Хочу увидеть её на улицах этого города, когда девятилетней девочкой из Старицкого уезда привезли её в Смольный монастырь под присмотр заботливых монахинь. Осени и зимы она молилась, училась и, как все воспитанницы, смотрела в окно, за которым шумел пленительный и недоступный город. В шестнадцать — самое время надеть лучшее платье и на первом балу блеснуть тем, что дал Господь Бог и чему научили строгие наставницы, — она выходит замуж за боевого генерала, и он увозит её на Кавказ, в совсем другой мир — мир выстрелов и странной горской речи. И может быть, пропало бы её блестящее образование в российской глухомани, если б не овдовела она от чеченской пули и не получила за заслуги мужа приглашение ко двору. Может, Петербург так и остался бы в её жизни прекрасной сказкой, но он вошёл в её жизнь, переплёлся с ней слишком прочно, неразрывно. И ей понадобилось всё же разорвать эту связь, чтобы погибнуть на далёких Балканах. Конечно, хорош ты, Петербург, но — от петровских времён до наших — скажи, кого ты сделал счастливым?

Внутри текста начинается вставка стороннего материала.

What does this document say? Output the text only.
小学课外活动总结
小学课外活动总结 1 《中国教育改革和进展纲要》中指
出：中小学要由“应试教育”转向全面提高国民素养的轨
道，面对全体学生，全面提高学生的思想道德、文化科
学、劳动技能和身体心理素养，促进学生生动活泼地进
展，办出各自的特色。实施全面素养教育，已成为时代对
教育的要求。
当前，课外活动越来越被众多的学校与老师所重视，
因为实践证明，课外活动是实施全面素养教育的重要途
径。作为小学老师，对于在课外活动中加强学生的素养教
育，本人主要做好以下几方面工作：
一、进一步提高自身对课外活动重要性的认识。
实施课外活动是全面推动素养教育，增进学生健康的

Но он не даёт закончить эту мысль, врываясь звуками, суетой, скрипом каретных рессор и перекидных качелей, визгом шарманки, пронзительным криком Петрушки из-за ширмы, бубенцами и колокольцами, благовестом колоколов; он не даёт мне додумать, потому что наступает неотвратимо, и вот его уже видишь! Видишь освещённым газовыми рожками, одинокими, подобными светящимся рюмочкам или составленными в вензеля. Видишь, как весной, когда выставляют вторые рамы, дворы наполняются оттаявшим или воспрявшим от спячки загадочным людом.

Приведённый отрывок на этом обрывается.